Demo usage of Flash Attention
This is my understanding of how Flash Attention works based on this picture:

ref: https://github.com/HazyResearch/flash-attention
The implementation is here:
https://github.com/ggerganov/llama.cpp/blob/flash-attn/ggml.c#L8122-L8367
I don't plan on merging this because on M1 it is the same performance as without FA.
However, in whisper.cpp I have gained performance from using this same exact call in the Encoder:
https://github.com/ggerganov/whisper.cpp/blob/0a2d1210bcb98978214bbf4e100922a413afd39d/whisper.cpp#L1482-L1508
Putting this here if someone wants to play with it or figures out how to implement sparse attention.
The idea is just to merge the ggml operators into a single op and avoid intermediate tensors.
Please merge this because it's amazing on x86 with longer context. I tried generating 1500 tokens with the 7B model ( --ignore-eos -c 2048 -n 1500). On the master branch the generation took 1385 seconds. On the flash-attn branch it took 200 seconds.
~~Strange, when comparing #775 to this I noticed a regression in the time it took to generate 1024 tokens. #775~~
llama_print_timings: load time = 2776.69 ms
llama_print_timings: sample time = 801.28 ms / 1024 runs ( 0.78 ms per run)
llama_print_timings: prompt eval time = 1912.48 ms / 14 tokens ( 136.61 ms per token)
llama_print_timings: eval time = 189655.06 ms / 1023 runs ( 185.39 ms per run)
llama_print_timings: total time = 193245.67 ms
#778 + #775 (fluke)
llama_print_timings: load time = 2745.93 ms
llama_print_timings: sample time = 814.02 ms / 1024 runs ( 0.79 ms per run)
llama_print_timings: prompt eval time = 1880.81 ms / 14 tokens ( 134.34 ms per token)
llama_print_timings: eval time = 250896.90 ms / 1023 runs ( 245.26 ms per run)
llama_print_timings: total time = 254470.03 ms
Please merge this because it's amazing on x86 with longer context. I tried generating 1500 tokens with the 7B model ( --ignore-eos -c 2048 -n 1500). On the master branch the generation took 1385 seconds. On the flash-attn branch it took 200 seconds.

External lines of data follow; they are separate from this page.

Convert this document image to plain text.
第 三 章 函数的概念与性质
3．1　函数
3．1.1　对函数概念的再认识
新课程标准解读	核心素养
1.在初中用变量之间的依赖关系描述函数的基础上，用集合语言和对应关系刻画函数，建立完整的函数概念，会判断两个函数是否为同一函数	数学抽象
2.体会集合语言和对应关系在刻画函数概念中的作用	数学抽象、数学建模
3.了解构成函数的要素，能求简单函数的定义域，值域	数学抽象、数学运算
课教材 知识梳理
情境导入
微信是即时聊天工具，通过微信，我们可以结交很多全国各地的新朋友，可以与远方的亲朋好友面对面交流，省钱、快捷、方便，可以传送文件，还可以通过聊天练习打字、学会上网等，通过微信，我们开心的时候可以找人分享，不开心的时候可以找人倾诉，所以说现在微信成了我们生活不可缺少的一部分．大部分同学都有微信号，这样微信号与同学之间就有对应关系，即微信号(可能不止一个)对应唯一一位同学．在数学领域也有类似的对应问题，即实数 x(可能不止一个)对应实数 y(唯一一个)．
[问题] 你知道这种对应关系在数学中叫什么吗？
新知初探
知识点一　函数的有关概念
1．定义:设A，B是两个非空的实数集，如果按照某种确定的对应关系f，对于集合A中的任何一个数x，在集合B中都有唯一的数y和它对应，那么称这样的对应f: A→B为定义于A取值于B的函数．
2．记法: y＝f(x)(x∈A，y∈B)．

~~Are you certain that uplift isn't a result of #775? If you cloned the flash-attn branch it included that commit.~~
Edit: Will run some more tests just to make sure this isn't coincidental for my machine. Edit2: It was a fluke. Re-running again on this PR and I got a slightly better result now.
llama_print_timings: load time = 2875.85 ms
llama_print_timings: sample time = 802.98 ms / 1024 runs ( 0.78 ms per run)

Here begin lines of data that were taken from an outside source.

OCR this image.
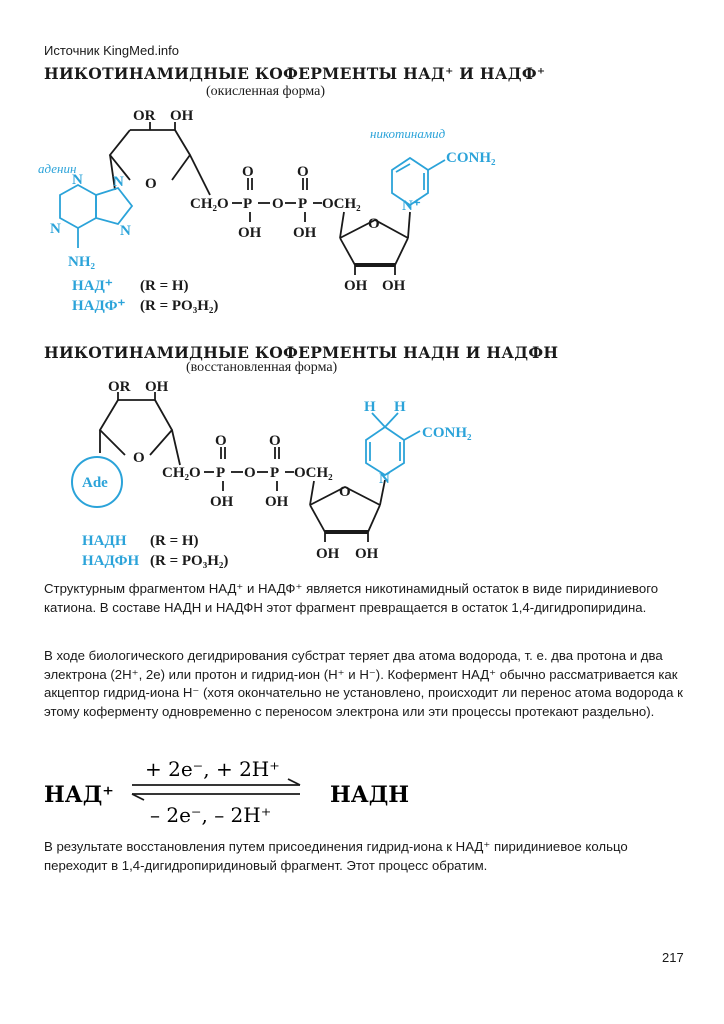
Источник KingMed.info
НИКОТИНАМИДНЫЕ КОФЕРМЕНТЫ НАД⁺ И НАДФ⁺
(окисленная форма)
OR OH
O
аденин
N N
N
N
NH₂
CH₂O P
O
OH
O P
O
OH
OCH₂
O
OH OH
никотинамид
CONH₂
N⁺
НАД⁺ (R = H)
НАДФ⁺ (R = PO₃H₂)
НИКОТИНАМИДНЫЕ КОФЕРМЕНТЫ НАДН И НАДФН
(восстановленная форма)
OR OH
O
Ade
CH₂O P
O
OH
O P
O
OH
OCH₂
O
OH OH
H H
CONH₂
N
НАДН (R = H)
НАДФН (R = PO₃H₂)
Структурным фрагментом НАД⁺ и НАДФ⁺ является никотинамидный остаток в виде пиридиниевого катиона. В составе НАДН и НАДФН этот фрагмент превращается в остаток 1,4-дигидропиридина.
В ходе биологического дегидрирования субстрат теряет два атома водорода, т. е. два протона и два электрона (2H⁺, 2e) или протон и гидрид-ион (H⁺ и H⁻). Кофермент НАД⁺ обычно рассматривается как акцептор гидрид-иона H⁻ (хотя окончательно не установлено, происходит ли перенос атома водорода к этому коферменту одновременно с переносом электрона или эти процессы протекают раздельно).
НАД⁺
+ 2e⁻, + 2H⁺
– 2e⁻, – 2H⁺
НАДН
В результате восстановления путем присоединения гидрид-иона к НАД⁺ пиридиниевое кольцо переходит в 1,4-дигидропиридиновый фрагмент. Этот процесс обратим.
217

llama_print_timings: prompt eval time = 1938.22 ms / 14 tokens ( 138.44 ms per token)
llama_print_timings: eval time = 180435.09 ms / 1023 runs ( 176.38 ms per run)
llama_print_timings: total time = 184126.72 ms
Alright, #775 clearly contributed to the results I got. I pulled master again with #775 already merged and now I'm getting:
llama_print_timings: load time = 928.29 ms
llama_print_timings: sample time = 859.52 ms / 1500 runs ( 0.57 ms per run)
llama_print_timings: prompt eval time = 454.82 ms / 8 tokens ( 56.85 ms per token)
llama_print_timings: eval time = 200382.48 ms / 1500 runs ( 133.59 ms per run)
llama_print_timings: total time = 202195.50 ms
Exactly the same result as with flash attention. Just for reference this is what I got previously:
llama_print_timings: load time = 1817.75 ms
llama_print_timings: sample time = 857.91 ms / 1500 runs ( 0.57 ms per run)
llama_print_timings: prompt eval time = 1454.90 ms / 8 tokens ( 181.86 ms per token)
llama_print_timings: eval time = 1383048.29 ms / 1500 runs ( 922.03 ms per run)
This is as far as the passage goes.